China’s financial regulators yesterday unveiled a slew of measures to urge large state-owned mutual funds and insurers to purchase more shares, as Beijing seeks to bolster the faltering stock market.
Big state-owned insurance firms are guided to raise the size and proportion of their investment in shares listed on the mainland, and to allocate 30 percent of their newly generated premiums to buying stocks, Wu Qing, chairman of the China Securities Regulatory Commission said at a press conference yesterday.
A pilot programme, due to kick off in the first half of this year, will channel at least 100 billion yuan (US$13.75 billion) from insurers to long-term stock investment, Wu said. He expected the programme to continue being expanded and inject at least “hundreds of billions of yuan” every year into stock purchases.
Mutual funds are also mandated to raise their holdings in mainland-listed shares by 10 percent annually, in terms of market valuation, for the next three years, he said.
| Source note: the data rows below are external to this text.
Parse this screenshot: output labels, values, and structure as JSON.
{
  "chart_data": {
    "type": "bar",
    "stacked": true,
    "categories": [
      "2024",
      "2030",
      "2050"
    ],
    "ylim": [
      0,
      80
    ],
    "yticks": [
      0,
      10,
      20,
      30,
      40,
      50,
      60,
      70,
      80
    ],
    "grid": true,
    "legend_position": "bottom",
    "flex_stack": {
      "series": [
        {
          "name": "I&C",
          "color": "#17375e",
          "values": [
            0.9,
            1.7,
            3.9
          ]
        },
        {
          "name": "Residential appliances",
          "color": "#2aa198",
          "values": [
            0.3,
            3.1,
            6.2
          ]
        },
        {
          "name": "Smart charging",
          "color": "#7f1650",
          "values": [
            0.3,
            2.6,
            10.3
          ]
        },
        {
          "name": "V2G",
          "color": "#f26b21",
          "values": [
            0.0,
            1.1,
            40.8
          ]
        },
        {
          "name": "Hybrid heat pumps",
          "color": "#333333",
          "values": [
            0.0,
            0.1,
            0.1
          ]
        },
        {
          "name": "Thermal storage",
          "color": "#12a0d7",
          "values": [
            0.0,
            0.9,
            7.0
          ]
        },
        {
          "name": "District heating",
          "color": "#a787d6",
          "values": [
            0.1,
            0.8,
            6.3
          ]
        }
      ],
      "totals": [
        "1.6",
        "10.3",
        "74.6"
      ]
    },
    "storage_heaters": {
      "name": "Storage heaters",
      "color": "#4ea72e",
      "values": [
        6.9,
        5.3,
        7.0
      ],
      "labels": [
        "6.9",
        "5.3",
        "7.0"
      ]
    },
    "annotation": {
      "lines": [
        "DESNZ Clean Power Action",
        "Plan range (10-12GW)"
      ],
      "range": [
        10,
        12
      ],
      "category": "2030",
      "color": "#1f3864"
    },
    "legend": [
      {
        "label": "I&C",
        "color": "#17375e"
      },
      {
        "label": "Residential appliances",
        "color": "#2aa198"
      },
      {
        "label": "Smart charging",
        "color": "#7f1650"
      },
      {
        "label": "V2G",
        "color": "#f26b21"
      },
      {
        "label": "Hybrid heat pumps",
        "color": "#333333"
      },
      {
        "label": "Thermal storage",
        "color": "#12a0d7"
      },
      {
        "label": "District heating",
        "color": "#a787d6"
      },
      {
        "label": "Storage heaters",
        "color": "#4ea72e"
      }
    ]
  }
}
A consortium of six financial regulators, including the securities regulator, first floated the plan on Wednesday to direct large funds, including pension funds, to buy more local shares, aimed at “steadying the stock market,” according to CNBC’s translation of a statement in Chinese from the regulators.
“Having institutions like insurers hold more China’s equities helps to lower volatility and create a more stable trading environment based on fundamentals,” said Eugene Hsiao, head of China equity strategy at Macquarie Capital. — CNBC.